Ciardis felt irritation flow through her. Being accused of lying by a twelve year old who looked eight at best was grating at any time. Here, with people fighting around her and arrows threatening to hit them at any moment, it put a knot of nervous anger in her belly that she didn’t need.

Then Ciardis truly stilled. She looked around and realized that last assessment of activity around them wasn’t necessarily true. Flicking her gaze up, Ciardis saw that none of the arrows were falling within a five-foot radius of the three of them. Every single one that came in their vicinity bounced away as if deflected by a shield.

Turning back to the girl, she said, impressed, “Are you doing this?”

“No, but I know who is,” the girl said in a calmer tone. She sounded less hyped up.
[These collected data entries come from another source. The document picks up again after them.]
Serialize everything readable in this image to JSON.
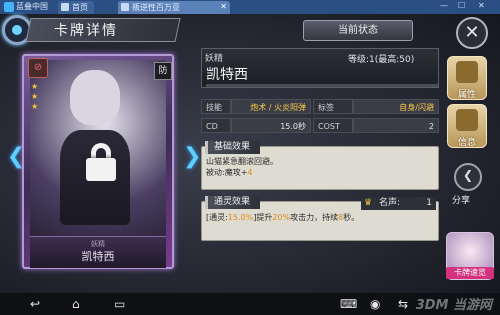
{
  "emulator": {
    "brand": "蓝叠中国",
    "tabs": [
      {
        "label": "首页"
      },
      {
        "label": "叛逆性百万亚"
      }
    ]
  },
  "header": {
    "title": "卡牌详情",
    "status_button": "当前状态"
  },
  "card": {
    "stamp": "⊘",
    "type_badge": "防",
    "sub_label": "妖精",
    "name": "凯特西"
  },
  "info": {
    "race": "妖精",
    "level": "等级:1(最高:50)",
    "name": "凯特西"
  },
  "stats": {
    "skill_label": "技能",
    "skill_value": "炮术 / 火炎阳弹",
    "tag_label": "标签",
    "tag_value": "自身/闪避",
    "cd_label": "CD",
    "cd_value": "15.0秒",
    "cost_label": "COST",
    "cost_value": "2"
  },
  "base_effect": {
    "title": "基础效果",
    "line1": "山猫紧急翻滚回避。",
    "line2_prefix": "被动:魔攻+",
    "line2_value": "4"
  },
  "spirit_effect": {
    "title": "通灵效果",
    "fame_label": "名声:",
    "fame_value": "1",
    "text_p1": "[通灵:",
    "text_v1": "15.0%",
    "text_p2": "]提升",
    "text_v2": "20%",
    "text_p3": "攻击力，持续",
    "text_v3": "8",
    "text_p4": "秒。"
  },
  "side": {
    "attribute": "属性",
    "info": "信息",
    "share": "分享",
    "guide": "卡牌速览"
  },
  "watermark": "3DM 当游网"
}
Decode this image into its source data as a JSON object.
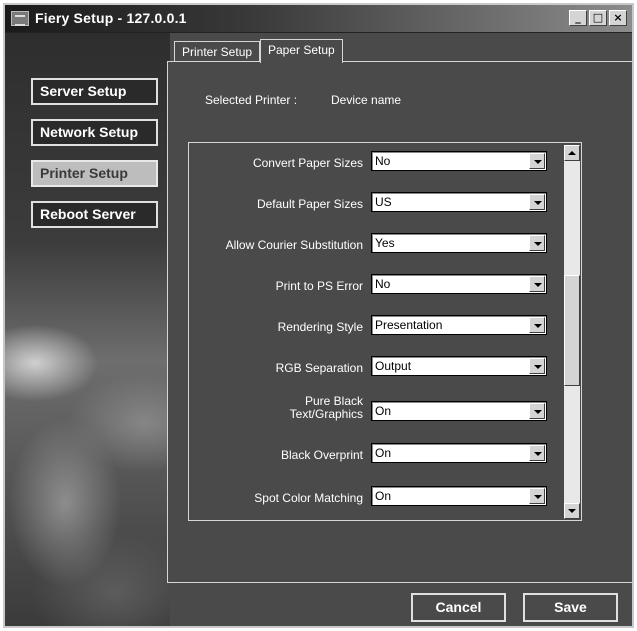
{
  "window": {
    "title": "Fiery Setup - 127.0.0.1",
    "controls": [
      "_",
      "□",
      "×"
    ]
  },
  "sidebar": {
    "items": [
      {
        "label": "Server Setup",
        "active": false
      },
      {
        "label": "Network Setup",
        "active": false
      },
      {
        "label": "Printer Setup",
        "active": true
      },
      {
        "label": "Reboot Server",
        "active": false
      }
    ]
  },
  "tabs": [
    {
      "label": "Printer Setup",
      "active": false
    },
    {
      "label": "Paper Setup",
      "active": true
    }
  ],
  "selected_printer": {
    "label": "Selected Printer :",
    "value": "Device name"
  },
  "settings": [
    {
      "label": "Convert Paper Sizes",
      "value": "No"
    },
    {
      "label": "Default Paper Sizes",
      "value": "US"
    },
    {
      "label": "Allow Courier Substitution",
      "value": "Yes"
    },
    {
      "label": "Print to PS Error",
      "value": "No"
    },
    {
      "label": "Rendering Style",
      "value": "Presentation"
    },
    {
      "label": "RGB Separation",
      "value": "Output"
    },
    {
      "label": "Pure Black Text/Graphics",
      "value": "On"
    },
    {
      "label": "Black Overprint",
      "value": "On"
    },
    {
      "label": "Spot Color Matching",
      "value": "On"
    }
  ],
  "buttons": {
    "cancel": "Cancel",
    "save": "Save"
  },
  "colors": {
    "panel_bg": "#4a4a4a",
    "active_nav_bg": "#bdbdbd",
    "text": "#ffffff"
  }
}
Ciardis narrowed her eyes. “Who?”

The girl shrugged and her eyes glanced over
past
the griffin. Ciardis flicked her gaze to follow Seraphina’s eyes and she worked hard to keep surprise from her face. Partially because she didn’t want to alert the young griffin of another person creeping up on them. The other half of that desire to keep surprise from her face surfaced because she wasn’t sure if the surprise would show as delighted or horrified in Seraphina’s eyes. After all, Ciardis had yet to decide whose side Jason SaAlgardis was on—the emperor’s, Sebastian’s, his own, or that of another entity that had yet to be named. Whatever that side represented, the man creeping up on the young griffin had guts. He slunk low to the ground. A short gladiator’s sword held out in front of him as he snuck closer and closer. Ciardis had no idea what he was about but from a glimpse at his other hand she got the feeling that Seraphina had been telling the truth—
he
was the cause of the invisible shield above him. In the hand opposite of the sword-wielding one was a net made entirely of magic. It glimmered alive with his gift, whatever that was, as he dragged it across the ground.